Is it possible to recover both the topological and the differential structure of $M$ from $\mathcal T (M)$? (This would be some sort of Gelfand-Naimark in a smooth setting; in fact, the component $\mathcal T ^{0, 0} (M)$ endowed with a suitable topology would lead to precisely some version of Gelfand-Naimark.)
A related question is: do we really need to consider all the types of tensors above? Given that covariant and contravariant are dual to each other (and we are working with manifolds of finite-dimension), shouldn't these two classes contain the same amount of information, either one being redundant for the issue under discussion? It seems that one could restrict to either $\bigoplus \limits _{q \ge 0} \mathcal T ^{0, q} (M)$, or to $\bigoplus \limits _{p \ge 0} \mathcal T ^{p, 0} (M)$.

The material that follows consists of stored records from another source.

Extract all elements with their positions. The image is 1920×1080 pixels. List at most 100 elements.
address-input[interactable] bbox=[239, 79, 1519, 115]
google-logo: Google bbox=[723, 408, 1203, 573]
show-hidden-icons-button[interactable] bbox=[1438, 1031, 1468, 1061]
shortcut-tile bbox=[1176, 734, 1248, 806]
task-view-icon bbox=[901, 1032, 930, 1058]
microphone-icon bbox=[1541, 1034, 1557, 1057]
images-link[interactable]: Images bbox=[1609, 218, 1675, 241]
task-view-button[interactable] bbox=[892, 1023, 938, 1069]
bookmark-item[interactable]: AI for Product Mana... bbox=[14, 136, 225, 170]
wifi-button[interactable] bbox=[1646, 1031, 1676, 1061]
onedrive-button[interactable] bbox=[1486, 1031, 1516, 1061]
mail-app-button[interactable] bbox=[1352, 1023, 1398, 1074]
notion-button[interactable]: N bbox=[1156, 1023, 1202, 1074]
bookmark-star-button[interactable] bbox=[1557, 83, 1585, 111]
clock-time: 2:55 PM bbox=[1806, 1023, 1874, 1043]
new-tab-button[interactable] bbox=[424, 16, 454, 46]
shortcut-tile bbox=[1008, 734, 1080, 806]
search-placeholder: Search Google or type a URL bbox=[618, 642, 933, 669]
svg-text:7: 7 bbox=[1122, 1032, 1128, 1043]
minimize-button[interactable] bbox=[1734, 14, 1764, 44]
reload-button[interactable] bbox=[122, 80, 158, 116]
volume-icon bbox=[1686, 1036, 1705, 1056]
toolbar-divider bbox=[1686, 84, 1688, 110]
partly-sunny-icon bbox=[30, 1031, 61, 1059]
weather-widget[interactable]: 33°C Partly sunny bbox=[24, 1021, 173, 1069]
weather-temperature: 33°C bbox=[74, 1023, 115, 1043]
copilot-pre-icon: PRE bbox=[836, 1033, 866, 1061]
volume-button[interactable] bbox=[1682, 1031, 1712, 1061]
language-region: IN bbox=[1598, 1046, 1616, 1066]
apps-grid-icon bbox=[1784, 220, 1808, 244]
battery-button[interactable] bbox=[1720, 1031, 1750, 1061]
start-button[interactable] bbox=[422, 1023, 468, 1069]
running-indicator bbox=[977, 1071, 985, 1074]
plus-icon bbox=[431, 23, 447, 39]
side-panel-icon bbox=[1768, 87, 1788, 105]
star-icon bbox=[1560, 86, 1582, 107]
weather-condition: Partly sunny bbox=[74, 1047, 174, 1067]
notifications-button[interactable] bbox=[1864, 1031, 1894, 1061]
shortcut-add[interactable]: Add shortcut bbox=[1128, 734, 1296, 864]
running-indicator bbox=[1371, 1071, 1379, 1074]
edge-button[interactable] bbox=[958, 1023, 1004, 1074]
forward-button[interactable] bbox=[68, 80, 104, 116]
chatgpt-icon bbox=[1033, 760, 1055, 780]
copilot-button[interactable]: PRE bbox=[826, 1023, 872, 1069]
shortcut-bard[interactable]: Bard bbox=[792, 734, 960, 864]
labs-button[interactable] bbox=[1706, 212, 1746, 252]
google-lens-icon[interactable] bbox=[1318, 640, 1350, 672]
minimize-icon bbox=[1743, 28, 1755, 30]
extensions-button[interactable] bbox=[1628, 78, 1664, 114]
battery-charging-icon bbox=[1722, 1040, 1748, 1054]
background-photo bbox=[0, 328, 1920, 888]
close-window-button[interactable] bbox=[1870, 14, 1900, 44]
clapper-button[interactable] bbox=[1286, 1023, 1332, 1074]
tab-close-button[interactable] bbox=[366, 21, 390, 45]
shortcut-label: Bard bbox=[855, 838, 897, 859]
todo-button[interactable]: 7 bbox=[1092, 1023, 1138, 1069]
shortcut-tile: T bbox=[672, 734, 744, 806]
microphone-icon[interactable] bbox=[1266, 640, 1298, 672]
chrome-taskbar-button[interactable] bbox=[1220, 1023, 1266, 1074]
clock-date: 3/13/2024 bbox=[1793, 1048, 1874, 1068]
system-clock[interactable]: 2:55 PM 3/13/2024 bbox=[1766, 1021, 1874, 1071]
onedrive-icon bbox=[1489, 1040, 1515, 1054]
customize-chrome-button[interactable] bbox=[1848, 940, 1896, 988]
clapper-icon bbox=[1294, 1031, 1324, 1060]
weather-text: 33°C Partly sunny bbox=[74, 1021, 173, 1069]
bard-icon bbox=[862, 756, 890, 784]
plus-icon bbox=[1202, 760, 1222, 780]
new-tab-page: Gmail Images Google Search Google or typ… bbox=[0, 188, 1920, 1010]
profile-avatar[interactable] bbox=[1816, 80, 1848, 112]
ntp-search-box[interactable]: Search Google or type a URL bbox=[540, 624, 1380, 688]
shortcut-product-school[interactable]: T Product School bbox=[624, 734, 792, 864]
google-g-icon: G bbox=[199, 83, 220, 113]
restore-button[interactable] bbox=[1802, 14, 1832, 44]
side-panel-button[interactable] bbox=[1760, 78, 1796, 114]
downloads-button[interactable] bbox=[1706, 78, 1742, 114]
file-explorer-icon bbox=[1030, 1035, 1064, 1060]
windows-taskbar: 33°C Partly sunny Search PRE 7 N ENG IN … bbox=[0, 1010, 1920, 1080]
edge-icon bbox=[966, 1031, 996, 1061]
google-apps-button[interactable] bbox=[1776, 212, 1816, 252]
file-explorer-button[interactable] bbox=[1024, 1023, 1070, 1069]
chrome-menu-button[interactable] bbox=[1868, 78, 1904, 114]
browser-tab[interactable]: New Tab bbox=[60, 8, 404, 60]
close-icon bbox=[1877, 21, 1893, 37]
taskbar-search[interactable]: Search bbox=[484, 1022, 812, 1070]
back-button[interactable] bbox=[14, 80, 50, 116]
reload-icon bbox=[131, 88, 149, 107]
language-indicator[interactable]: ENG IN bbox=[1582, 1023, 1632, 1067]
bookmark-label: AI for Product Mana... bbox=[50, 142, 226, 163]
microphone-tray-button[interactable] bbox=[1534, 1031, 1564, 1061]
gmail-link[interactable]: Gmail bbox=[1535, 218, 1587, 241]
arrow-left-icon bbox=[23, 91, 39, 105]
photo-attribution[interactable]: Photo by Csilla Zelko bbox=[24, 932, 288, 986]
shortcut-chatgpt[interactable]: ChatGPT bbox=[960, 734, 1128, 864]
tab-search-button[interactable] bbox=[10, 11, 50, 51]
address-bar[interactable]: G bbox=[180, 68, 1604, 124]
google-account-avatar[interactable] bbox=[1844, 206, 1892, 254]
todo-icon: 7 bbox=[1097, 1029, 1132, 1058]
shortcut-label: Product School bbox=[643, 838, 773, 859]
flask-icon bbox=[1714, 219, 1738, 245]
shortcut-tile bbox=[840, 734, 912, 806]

2) I am curious about the same question but for a different algebra: if $\mathcal X (M)$ is the Lie algebra of the smooth vector fields on $M$, let $\mathcal U (M)$ be its universal enveloping algebra. Does $\mathcal U (M)$ encode all the information about $M$? Can $M$ be recovered from $\mathcal U (M)$? (This latter algebra, though, does not contain the smooth functions, so I have some doubts about it.)